[Chimera-users] Intersurf, protein interface display
goddard at cgl.ucsf.edu
Wed Mar 9 19:01:32 PST 2005
I read the paper
Intersurf: dynamic interface between proteins
Nicolas Ray, Xavier Cavin, Jean-Claude Paul, Bernard Maigret
Journal of Molecular Graphics and Modelling, 23 (205) 347-354
It addresses 3 problems: how to find a surface interface between 2 proteins,
ways to color such a surface, and how to flatten that surface into two
The surface calculation was a neat algorithm -- take the
Delauney tetrahedralization of all atom positions from both proteins,
then find tetrehedra with vertices from both proteins and cut those
tetrahedra in half. The tetrahedra are cut in half with one or 2
triangles using vertices on tetrahedron edges that connect an atom
in one protein to an atom in the other protein. The vertices are
placed midway between the atoms moved in by their vdw radii.
They proposed 2 ways of coloring the surface. One colored vertices
by how far apart the atoms were in the two proteins that were used to
create that vertex. Red to blue shows short to long distances. The
other coloring shows types of possible interactions between the two
residues associated with the two atoms for the tetrahedron edge that
the surface vertex splits. They gave different colors for predicted
hydrogen bonding, hydrophobic packing, pi ... X, pi ... pi, same charges,
opposite charges. Not sure what the pi bonding notation means.

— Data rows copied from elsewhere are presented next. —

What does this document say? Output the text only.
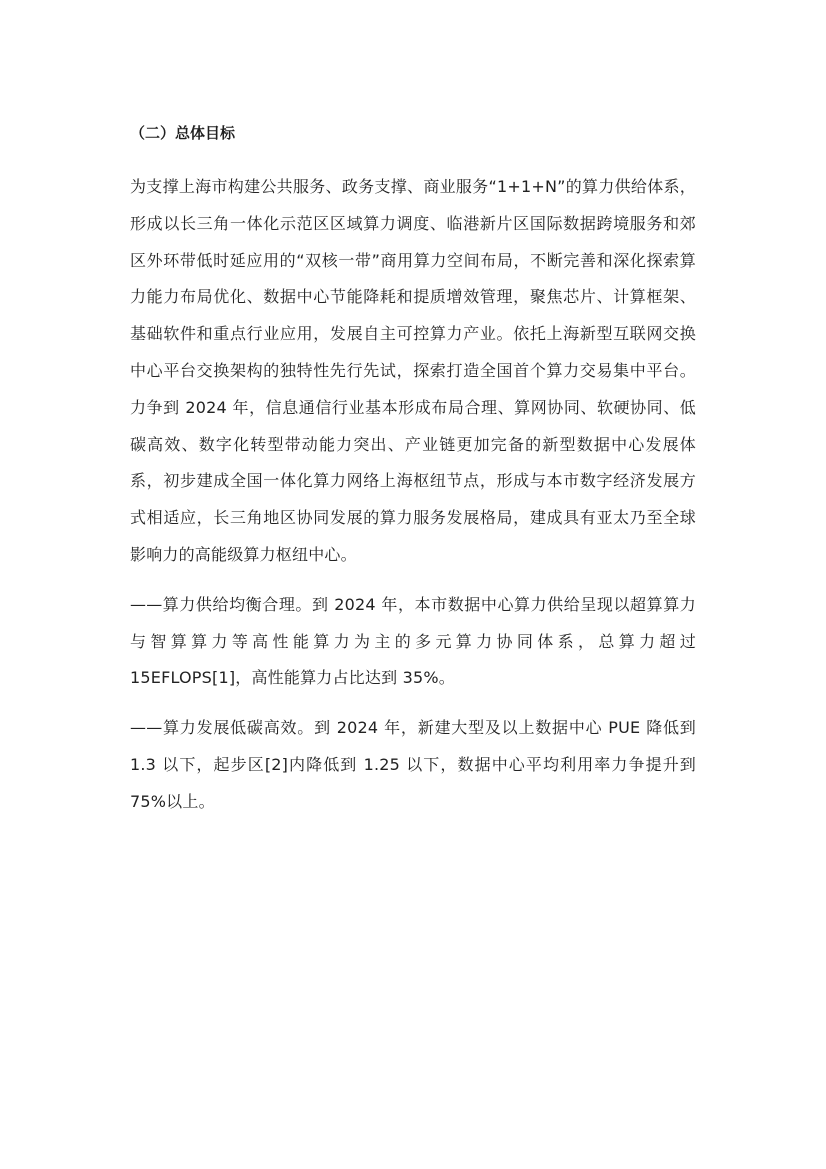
（二）总体目标

为支撑上海市构建公共服务、政务支撑、商业服务“1+1+N”的算力供给体系，形成以长三角一体化示范区区域算力调度、临港新片区国际数据跨境服务和郊区外环带低时延应用的“双核一带”商用算力空间布局，不断完善和深化探索算力能力布局优化、数据中心节能降耗和提质增效管理，聚焦芯片、计算框架、基础软件和重点行业应用，发展自主可控算力产业。依托上海新型互联网交换中心平台交换架构的独特性先行先试，探索打造全国首个算力交易集中平台。力争到 2024 年，信息通信行业基本形成布局合理、算网协同、软硬协同、低碳高效、数字化转型带动能力突出、产业链更加完备的新型数据中心发展体系，初步建成全国一体化算力网络上海枢纽节点，形成与本市数字经济发展方式相适应，长三角地区协同发展的算力服务发展格局，建成具有亚太乃至全球影响力的高能级算力枢纽中心。

——算力供给均衡合理。到 2024 年，本市数据中心算力供给呈现以超算算力与智算算力等高性能算力为主的多元算力协同体系，总算力超过 15EFLOPS[1]，高性能算力占比达到 35%。

——算力发展低碳高效。到 2024 年，新建大型及以上数据中心 PUE 降低到 1.3 以下，起步区[2]内降低到 1.25 以下，数据中心平均利用率力争提升到 75%以上。
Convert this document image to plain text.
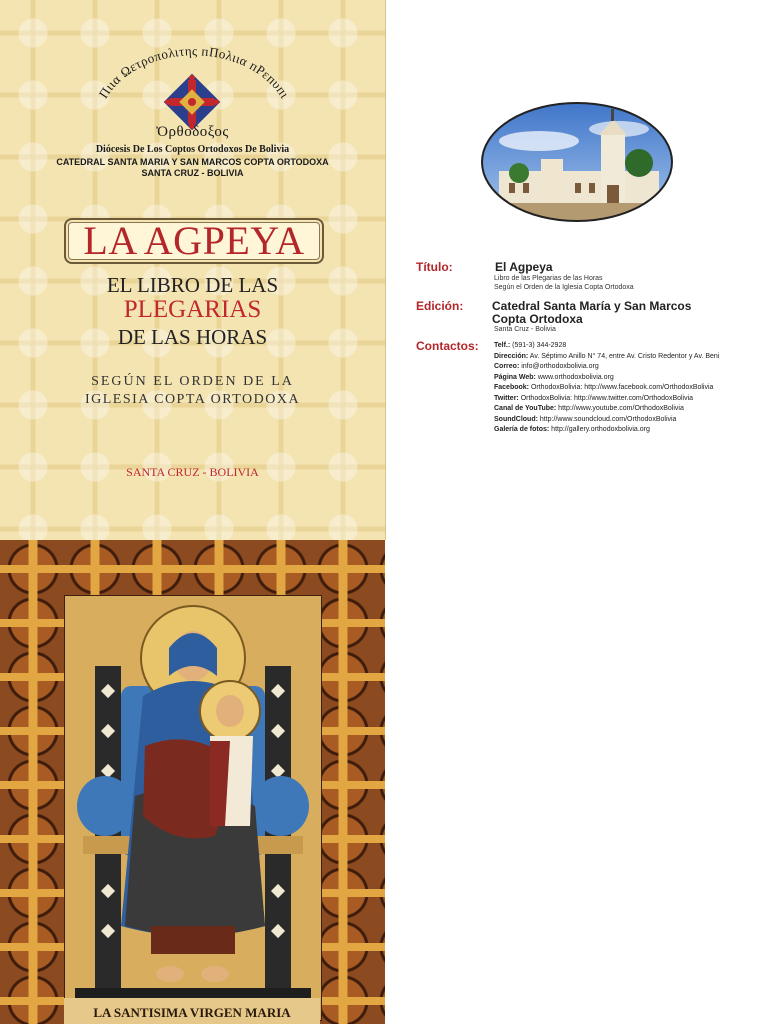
Πιια Ωετροπολιτης ᴨΠολιια ᴨΡεᴨυᴨι
Ὀρθοδοξος
Diócesis De Los Coptos Ortodoxos De Bolivia
CATEDRAL SANTA MARIA Y SAN MARCOS COPTA ORTODOXA
SANTA CRUZ - BOLIVIA
LA AGPEYA
EL LIBRO DE LAS
PLEGARIAS
DE LAS HORAS
SEGÚN EL ORDEN DE LA
IGLESIA COPTA ORTODOXA
SANTA CRUZ - BOLIVIA
LA SANTISIMA VIRGEN MARIA
Título:	El Agpeya
Libro de las Plegarias de las Horas
Según el Orden de la Iglesia Copta Ortodoxa
Edición: Catedral Santa María y San Marcos
Copta Ortodoxa
Santa Cruz - Bolivia
Contactos: Telf.: (591-3) 344-2928
Dirección: Av. Séptimo Anillo N° 74, entre Av. Cristo Redentor y Av. Beni
Correo: info@orthodoxbolivia.org
Página Web: www.orthodoxbolivia.org
Facebook: OrthodoxBolivia: http://www.facebook.com/OrthodoxBolivia
Twitter: OrthodoxBolivia: http://www.twitter.com/OrthodoxBolivia
Canal de YouTube: http://www.youtube.com/OrthodoxBolivia
SoundCloud: http://www.soundcloud.com/OrthodoxBolivia
Galería de fotos: http://gallery.orthodoxbolivia.org
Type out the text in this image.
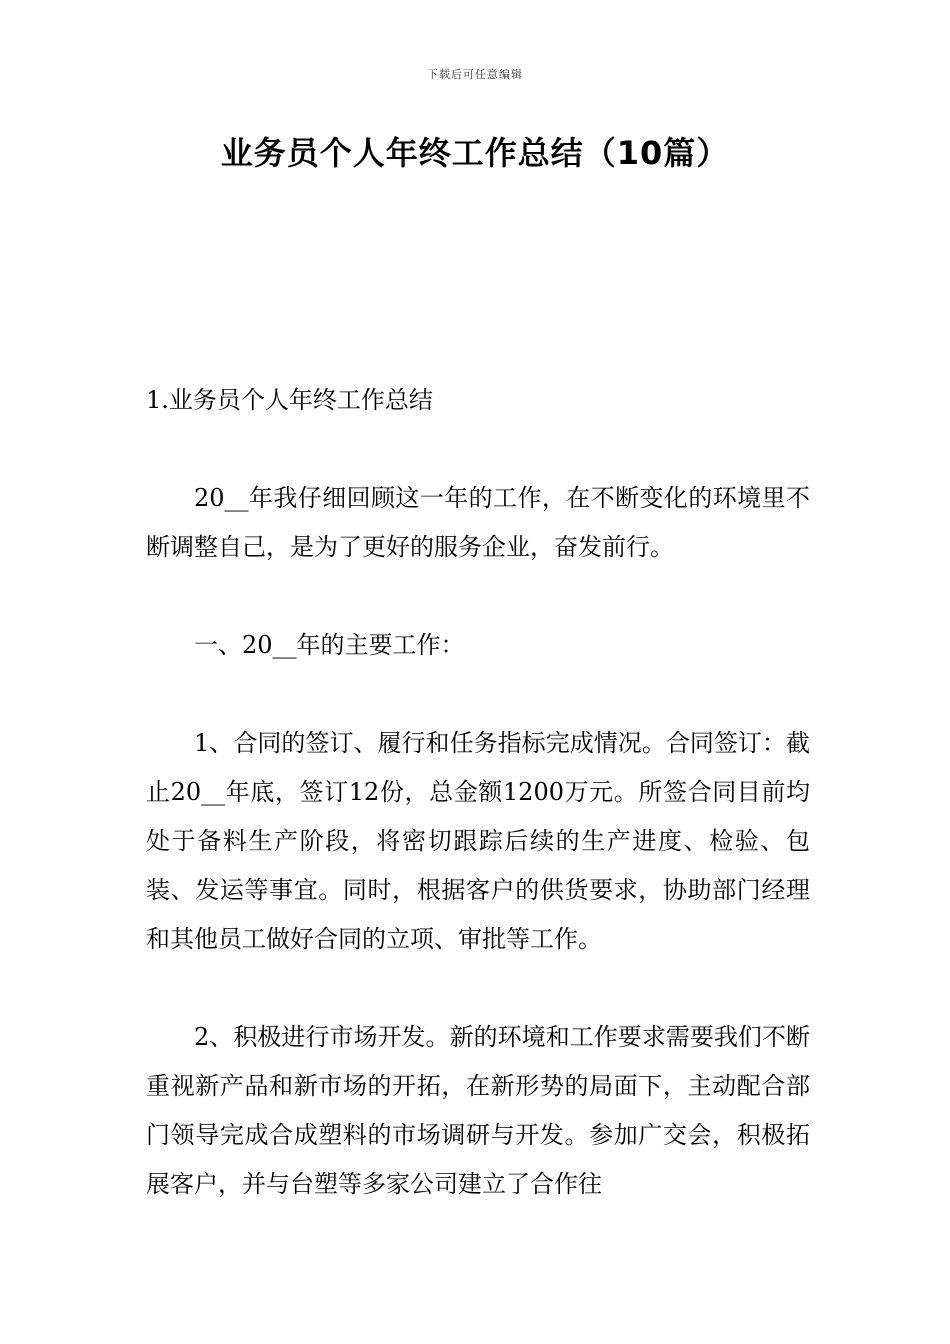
下载后可任意编辑
业务员个人年终工作总结（10篇）

1.业务员个人年终工作总结

20__年我仔细回顾这一年的工作，在不断变化的环境里不断调整自己，是为了更好的服务企业，奋发前行。

一、20__年的主要工作：

1、合同的签订、履行和任务指标完成情况。合同签订：截止20__年底，签订12份，总金额1200万元。所签合同目前均处于备料生产阶段，将密切跟踪后续的生产进度、检验、包装、发运等事宜。同时，根据客户的供货要求，协助部门经理和其他员工做好合同的立项、审批等工作。

2、积极进行市场开发。新的环境和工作要求需要我们不断重视新产品和新市场的开拓，在新形势的局面下，主动配合部门领导完成合成塑料的市场调研与开发。参加广交会，积极拓展客户，并与台塑等多家公司建立了合作往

They also described how to flatten the 3-dimensional to a 2-dimensional
surface with one to one correspondence between vertices and edges.

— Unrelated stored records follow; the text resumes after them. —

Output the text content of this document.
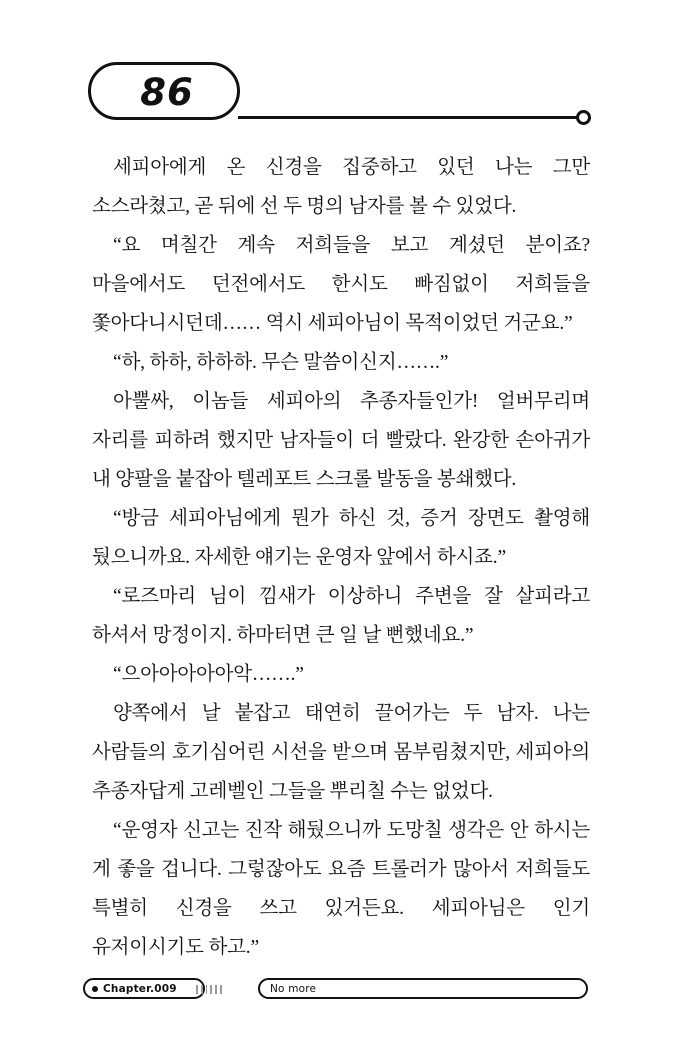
86

세피아에게 온 신경을 집중하고 있던 나는 그만 소스라쳤고, 곧 뒤에 선 두 명의 남자를 볼 수 있었다.

“요 며칠간 계속 저희들을 보고 계셨던 분이죠? 마을에서도 던전에서도 한시도 빠짐없이 저희들을 쫓아다니시던데…… 역시 세피아님이 목적이었던 거군요.”

“하, 하하, 하하하. 무슨 말씀이신지…….”

아뿔싸, 이놈들 세피아의 추종자들인가! 얼버무리며 자리를 피하려 했지만 남자들이 더 빨랐다. 완강한 손아귀가 내 양팔을 붙잡아 텔레포트 스크롤 발동을 봉쇄했다.

“방금 세피아님에게 뭔가 하신 것, 증거 장면도 촬영해 뒀으니까요. 자세한 얘기는 운영자 앞에서 하시죠.”

“로즈마리 님이 낌새가 이상하니 주변을 잘 살피라고 하셔서 망정이지. 하마터면 큰 일 날 뻔했네요.”

“으아아아아아악…….”

양쪽에서 날 붙잡고 태연히 끌어가는 두 남자. 나는 사람들의 호기심어린 시선을 받으며 몸부림쳤지만, 세피아의 추종자답게 고레벨인 그들을 뿌리칠 수는 없었다.

“운영자 신고는 진작 해뒀으니까 도망칠 생각은 안 하시는 게 좋을 겁니다. 그렇잖아도 요즘 트롤러가 많아서 저희들도 특별히 신경을 쓰고 있거든요. 세피아님은 인기 유저이시기도 하고.”

Chapter.009	No more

Their method tried to come as close as possible to a conformal map.
Conformal means the angles of the triangles stay the same to the extent
These calculations took a few seconds on 2000-5000 atom proteins.

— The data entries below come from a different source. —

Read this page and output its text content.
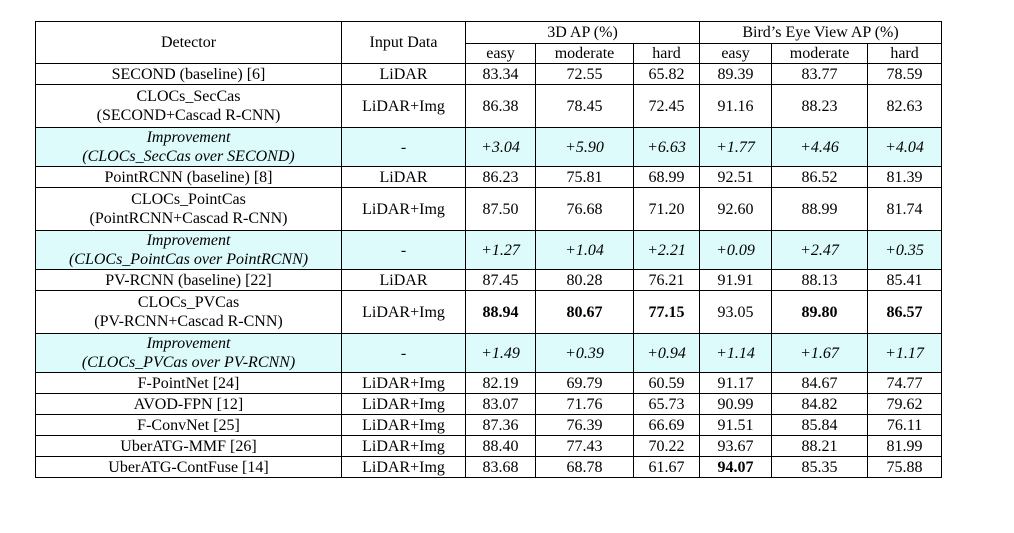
Detector	Input Data	3D AP (%)			Bird’s Eye View AP (%)		
		easy	moderate	hard	easy	moderate	hard

SECOND (baseline) [6]	LiDAR	83.34	72.55	65.82	89.39	83.77	78.59

CLOCs_SecCas
(SECOND+Cascad R-CNN)	LiDAR+Img	86.38	78.45	72.45	91.16	88.23	82.63

Improvement
(CLOCs_SecCas over SECOND)	-	+3.04	+5.90	+6.63	+1.77	+4.46	+4.04

PointRCNN (baseline) [8]	LiDAR	86.23	75.81	68.99	92.51	86.52	81.39

CLOCs_PointCas
(PointRCNN+Cascad R-CNN)	LiDAR+Img	87.50	76.68	71.20	92.60	88.99	81.74

Improvement
(CLOCs_PointCas over PointRCNN)	-	+1.27	+1.04	+2.21	+0.09	+2.47	+0.35

PV-RCNN (baseline) [22]	LiDAR	87.45	80.28	76.21	91.91	88.13	85.41

CLOCs_PVCas
(PV-RCNN+Cascad R-CNN)	LiDAR+Img	88.94	80.67	77.15	93.05	89.80	86.57

Improvement
(CLOCs_PVCas over PV-RCNN)	-	+1.49	+0.39	+0.94	+1.14	+1.67	+1.17

F-PointNet [24]	LiDAR+Img	82.19	69.79	60.59	91.17	84.67	74.77

AVOD-FPN [12]	LiDAR+Img	83.07	71.76	65.73	90.99	84.82	79.62

F-ConvNet [25]	LiDAR+Img	87.36	76.39	66.69	91.51	85.84	76.11

UberATG-MMF [26]	LiDAR+Img	88.40	77.43	70.22	93.67	88.21	81.99

UberATG-ContFuse [14]	LiDAR+Img	83.68	68.78	61.67	94.07	85.35	75.88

Here's my assessment. I think the concept of showing a protein interaction
interface and coloring it to show interactions sounds useful for protein-
protein interaction people. I think the flattening into 2 dimensions
is probably not useful. Conformal maps greatly distort the area of
the surface if it has curvature (you've seen the maps where Greenland
is bigger than Africa, Americas, Asia and Europe combined). So the flattened
surface is going to be hard to recognize as the interface, unless it
is already pretty flat. If it is already pretty flat you might as
weill just look at the 3-d surface.
If we wanted to do something with interface surfaces I would suggest
talking to Tanya Korteme. We already have all the infra-structure to
create the surfaces. I would not use the Delauney surfaces, instead
just use MSMS surfaces on both proteins showing only the parts associated
with atoms in one protein that are within 5 angstroms of atoms in the
other protein. The zone calculation code I wrote for multiscale could
do that fast. We could offer a range of atom colorings that map onto
the surface (hydrogen bonds, distance to nearest atom in other protein,
charge complementarity, etc...).
I don't have time or enough interest to work on this project. But
perhaps someone else will. We have talked about collaborating with
Tanya Korteme in the past and this would be a good opportunity.